To address the above-mentioned issues, the interaction between gut microbiota and hepatobiliary diseases has been increasingly recognized in the past decade. Dysbiosis and changes in microbiota classification have been observed in patients with a variety of liver and gallbladder diseases. Since most human studies are inadequate to provide mechanistic insights, certain preclinical efforts have been made to identify the potential causal components of gut microbiota changes. Several in vivo studies in animal models support the close relationship between the hepatobiliary system and the gut in disease development and progression. However, whether animal studies can be translated directly to humans is unclear. As humans are different from animal species, conclusions from animal experiments are insufficient for human application. Therefore, we should focus on clinically relevant samples (for example, human fecal samples and human bacterial strains) based on the molecular basis of host–microbiota interactions to improve translation of microbiome study results from animals to humans [11].

To improve the translation of gut microbiota studies to a clinical setting, increased efforts should be made in the future. First, countries and regions should increase investment in microbial research and promote the industrialization and commercialization of gut microbiome-related applications. Financial investment is the basis for the rapid development of gut microbiota research. Second, in-depth research and sustainable development of gut microbiota studies require the integration and participation of microbiologists, immunologists, bioinformatic specialists, epidemiologists, and clinical expertise. Moreover, technical methods and research platforms should be improved to study the functions and potential roles of a large number of unknown and/or uncultured microorganisms. Metagenomics and cultural genomics are improving to facilitate such analyses, however, extensive attention is required. Furthermore, when we describe the microbiome, technical platforms should be standardized, so that the results can be replicated and compared in various laboratories. How can standardization and repeatability issues be resolved in microbiome research? This fundamental question requires scientists to work on a global scale, standardize methodologies, and share additional open databases among researchers [12].

Studying the gut microbiome is still in its infancy, and further investigation in the field will comprehensively explain the scenario of the gut microbiome in hepatobiliary diseases, which will aid in the development of novel therapeutic strategies. With the development of multi-omics methods, the focus has shifted from analyzing changes in the number and abundance of microbes to the structure and function of the microflora, specific strains, and even strain levels. Therefore, we are closer to more accurate diagnostic tools and effective treatments to improve health of patients with hepatobiliary disease.

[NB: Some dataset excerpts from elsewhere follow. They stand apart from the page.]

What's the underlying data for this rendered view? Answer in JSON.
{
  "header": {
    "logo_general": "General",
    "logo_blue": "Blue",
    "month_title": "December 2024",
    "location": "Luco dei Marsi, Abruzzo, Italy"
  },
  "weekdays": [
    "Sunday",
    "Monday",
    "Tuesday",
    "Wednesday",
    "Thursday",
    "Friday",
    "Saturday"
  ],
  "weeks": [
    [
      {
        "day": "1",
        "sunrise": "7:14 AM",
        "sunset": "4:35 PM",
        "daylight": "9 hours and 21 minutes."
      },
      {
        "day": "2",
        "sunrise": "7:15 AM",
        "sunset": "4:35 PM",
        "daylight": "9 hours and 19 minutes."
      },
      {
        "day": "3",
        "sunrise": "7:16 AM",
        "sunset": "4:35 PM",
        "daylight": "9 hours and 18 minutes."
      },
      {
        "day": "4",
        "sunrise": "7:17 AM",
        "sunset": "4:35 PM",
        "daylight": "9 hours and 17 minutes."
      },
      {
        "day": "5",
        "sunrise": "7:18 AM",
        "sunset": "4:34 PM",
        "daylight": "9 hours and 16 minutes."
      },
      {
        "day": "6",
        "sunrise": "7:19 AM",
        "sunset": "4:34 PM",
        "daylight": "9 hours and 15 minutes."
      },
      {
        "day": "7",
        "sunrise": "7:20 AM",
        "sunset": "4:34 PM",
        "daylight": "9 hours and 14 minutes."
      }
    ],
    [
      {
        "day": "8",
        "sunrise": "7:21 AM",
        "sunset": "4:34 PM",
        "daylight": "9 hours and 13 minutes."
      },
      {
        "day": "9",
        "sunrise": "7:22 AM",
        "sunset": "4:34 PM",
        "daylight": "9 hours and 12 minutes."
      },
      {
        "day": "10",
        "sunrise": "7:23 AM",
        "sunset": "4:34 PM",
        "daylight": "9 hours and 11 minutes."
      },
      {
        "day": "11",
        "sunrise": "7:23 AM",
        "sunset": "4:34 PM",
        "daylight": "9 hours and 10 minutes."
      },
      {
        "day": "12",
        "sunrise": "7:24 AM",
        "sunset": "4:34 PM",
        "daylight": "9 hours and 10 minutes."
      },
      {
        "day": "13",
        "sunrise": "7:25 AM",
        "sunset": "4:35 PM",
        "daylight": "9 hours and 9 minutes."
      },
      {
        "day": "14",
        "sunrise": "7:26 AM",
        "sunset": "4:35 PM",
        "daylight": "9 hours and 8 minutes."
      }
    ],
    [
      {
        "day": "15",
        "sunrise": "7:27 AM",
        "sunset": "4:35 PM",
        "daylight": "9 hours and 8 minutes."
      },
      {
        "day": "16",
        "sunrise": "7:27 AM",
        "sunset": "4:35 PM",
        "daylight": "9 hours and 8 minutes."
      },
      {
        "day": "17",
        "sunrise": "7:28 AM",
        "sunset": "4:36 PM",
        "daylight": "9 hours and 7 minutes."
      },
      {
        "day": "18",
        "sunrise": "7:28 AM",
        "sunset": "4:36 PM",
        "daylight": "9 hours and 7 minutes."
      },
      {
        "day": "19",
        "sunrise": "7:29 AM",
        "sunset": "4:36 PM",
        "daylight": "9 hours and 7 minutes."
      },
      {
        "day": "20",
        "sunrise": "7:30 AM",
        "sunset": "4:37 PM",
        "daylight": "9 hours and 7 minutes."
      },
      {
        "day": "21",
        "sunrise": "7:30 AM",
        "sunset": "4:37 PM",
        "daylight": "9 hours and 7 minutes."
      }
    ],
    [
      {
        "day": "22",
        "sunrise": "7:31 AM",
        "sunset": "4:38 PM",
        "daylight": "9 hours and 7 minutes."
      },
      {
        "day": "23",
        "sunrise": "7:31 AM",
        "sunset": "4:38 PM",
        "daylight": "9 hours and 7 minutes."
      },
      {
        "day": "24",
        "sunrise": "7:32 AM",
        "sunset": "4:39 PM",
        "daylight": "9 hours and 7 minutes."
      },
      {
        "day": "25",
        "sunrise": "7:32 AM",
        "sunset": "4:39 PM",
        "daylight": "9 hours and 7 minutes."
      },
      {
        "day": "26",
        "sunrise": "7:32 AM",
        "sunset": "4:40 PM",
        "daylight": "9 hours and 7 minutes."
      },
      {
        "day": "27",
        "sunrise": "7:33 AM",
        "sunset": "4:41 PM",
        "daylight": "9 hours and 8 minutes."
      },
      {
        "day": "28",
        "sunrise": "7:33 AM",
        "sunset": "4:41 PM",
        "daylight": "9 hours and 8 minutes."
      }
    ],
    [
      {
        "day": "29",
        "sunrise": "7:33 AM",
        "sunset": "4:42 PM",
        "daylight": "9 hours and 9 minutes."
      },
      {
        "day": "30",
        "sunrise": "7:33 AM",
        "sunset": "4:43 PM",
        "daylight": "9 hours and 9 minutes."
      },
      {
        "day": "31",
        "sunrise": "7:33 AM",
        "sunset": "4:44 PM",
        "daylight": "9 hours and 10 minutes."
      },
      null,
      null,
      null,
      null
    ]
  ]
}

Hepatobiliary diseases consist of major liver diseases including metabolic-associated fatty liver disease (MAFLD), non-alcoholic steatohepatitis (NASH), chronic viral hepatitis, alcohol-related liver disease (ALD), alcohol liver cirrhosis, primary hepatocellular carcinoma (HCC), and biliary tract diseases [gallstones, choledocholithiasis, cholangitis, primary sclerosing cholangitis (PSC) and so on]. During the disease progression of the above-mentioned diseases, there are usually simultaneous alterations of both gut microbiota and corresponding metabolites such as increase of harmful bacteria together with decrease of beneficial bacteria. Meanwhile, the intestinal epithelium is damaged and the microbiota are translocated into portal vein, which further activates the host immune system. Accordingly, the alterations of gut microbiota and metabolite profiles will further exacerbate the status of the diseases.